I just finished my next to the last text for the Florida Teens Read book list collated by the Florida Association of Media Educators.  If you’ve been following my blog, then you already know that my high school pulls its book club books from this list.

Laura Resau teamed with María Virginia Farinango to tell a fictionalized account of Virginia’s childhood in The Queen of WaterThe Queen of Water is the tale of Virginia’s childhood as an indígena in Ecuador in the 1980s.  What struck me as I finished the book this afternoon is how much it follows what I have been studying in Women of Color feminism.

There were / are several different classes of Ecudorians:  the poor indígena, the middle class and rich indígena, and the mestizos.  The indígena are thought of as inferior, less than human and the children are often sold / stolen into child slavery.  At seven, Virginia’s parents sent her to live with another family who promised them money and monthly payments for her work.  Virginia was beaten, denied an education, and constantly told that she was stupid, that she was dirty.

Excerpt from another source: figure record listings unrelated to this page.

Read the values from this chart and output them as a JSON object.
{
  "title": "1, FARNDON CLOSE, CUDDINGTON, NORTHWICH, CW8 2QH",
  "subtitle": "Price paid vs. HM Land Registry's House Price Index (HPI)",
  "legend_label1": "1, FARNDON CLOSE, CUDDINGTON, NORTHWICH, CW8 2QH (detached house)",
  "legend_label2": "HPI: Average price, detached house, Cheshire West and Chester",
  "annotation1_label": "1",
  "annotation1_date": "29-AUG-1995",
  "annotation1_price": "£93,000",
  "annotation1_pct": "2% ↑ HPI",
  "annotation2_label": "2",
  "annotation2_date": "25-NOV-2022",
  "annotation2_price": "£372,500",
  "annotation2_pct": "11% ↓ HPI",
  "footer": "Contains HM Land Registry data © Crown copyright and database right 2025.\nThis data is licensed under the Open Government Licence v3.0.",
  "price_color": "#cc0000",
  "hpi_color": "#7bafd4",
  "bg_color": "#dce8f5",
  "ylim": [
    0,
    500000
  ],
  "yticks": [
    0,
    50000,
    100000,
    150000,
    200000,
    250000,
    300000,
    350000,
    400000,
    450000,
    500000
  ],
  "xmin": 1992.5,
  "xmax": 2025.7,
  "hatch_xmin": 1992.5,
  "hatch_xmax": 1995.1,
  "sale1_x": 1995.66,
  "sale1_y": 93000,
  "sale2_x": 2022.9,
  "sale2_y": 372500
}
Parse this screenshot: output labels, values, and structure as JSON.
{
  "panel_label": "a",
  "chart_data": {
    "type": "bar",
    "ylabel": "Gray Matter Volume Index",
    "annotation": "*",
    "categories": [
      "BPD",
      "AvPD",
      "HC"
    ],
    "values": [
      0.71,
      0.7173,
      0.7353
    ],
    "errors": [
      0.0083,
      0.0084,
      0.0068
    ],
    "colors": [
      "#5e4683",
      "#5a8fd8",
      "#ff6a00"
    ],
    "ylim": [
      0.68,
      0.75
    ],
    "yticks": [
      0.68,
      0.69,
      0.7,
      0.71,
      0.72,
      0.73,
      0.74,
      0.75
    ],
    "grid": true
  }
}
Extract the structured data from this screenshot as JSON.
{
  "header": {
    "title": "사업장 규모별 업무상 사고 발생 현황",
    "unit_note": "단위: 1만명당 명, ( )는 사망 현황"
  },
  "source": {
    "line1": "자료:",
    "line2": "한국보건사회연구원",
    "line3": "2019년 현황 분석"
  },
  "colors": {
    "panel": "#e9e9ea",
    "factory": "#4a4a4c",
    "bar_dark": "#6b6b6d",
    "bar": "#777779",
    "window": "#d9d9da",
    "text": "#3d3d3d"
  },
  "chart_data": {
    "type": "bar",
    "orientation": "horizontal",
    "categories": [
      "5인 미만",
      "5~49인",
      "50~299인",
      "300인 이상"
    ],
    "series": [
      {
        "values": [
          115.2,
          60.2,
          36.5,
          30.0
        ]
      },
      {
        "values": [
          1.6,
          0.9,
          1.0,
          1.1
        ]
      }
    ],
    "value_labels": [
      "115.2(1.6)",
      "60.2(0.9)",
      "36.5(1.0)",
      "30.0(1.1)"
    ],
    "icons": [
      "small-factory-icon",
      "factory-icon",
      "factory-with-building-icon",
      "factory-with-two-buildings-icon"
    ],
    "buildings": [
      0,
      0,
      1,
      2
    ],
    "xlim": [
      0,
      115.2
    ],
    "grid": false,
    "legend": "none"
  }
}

After Virginia escapes, around age 15, she realizes that her parents deeply regretted sending her off.  They, too, had been tricked into letting the people take her.  But through an amazing amount of work and spunk that had begun when she was enslaved, Virginia gets an education.  Her life, though, is fractured.  She is unable to combine her indígena self, with the mestiza-mimicking self, with her dishwasher self, with her student self.  She has been told who she is and what she is and who she can’t be and what she can’t be, but she says at the end of the novel that “I see that if you try to fit someone in a box, she might slip throught he seams like water and become her own river.”  By owning all of herself Virginia claims her entire self and begins to move forward with her life.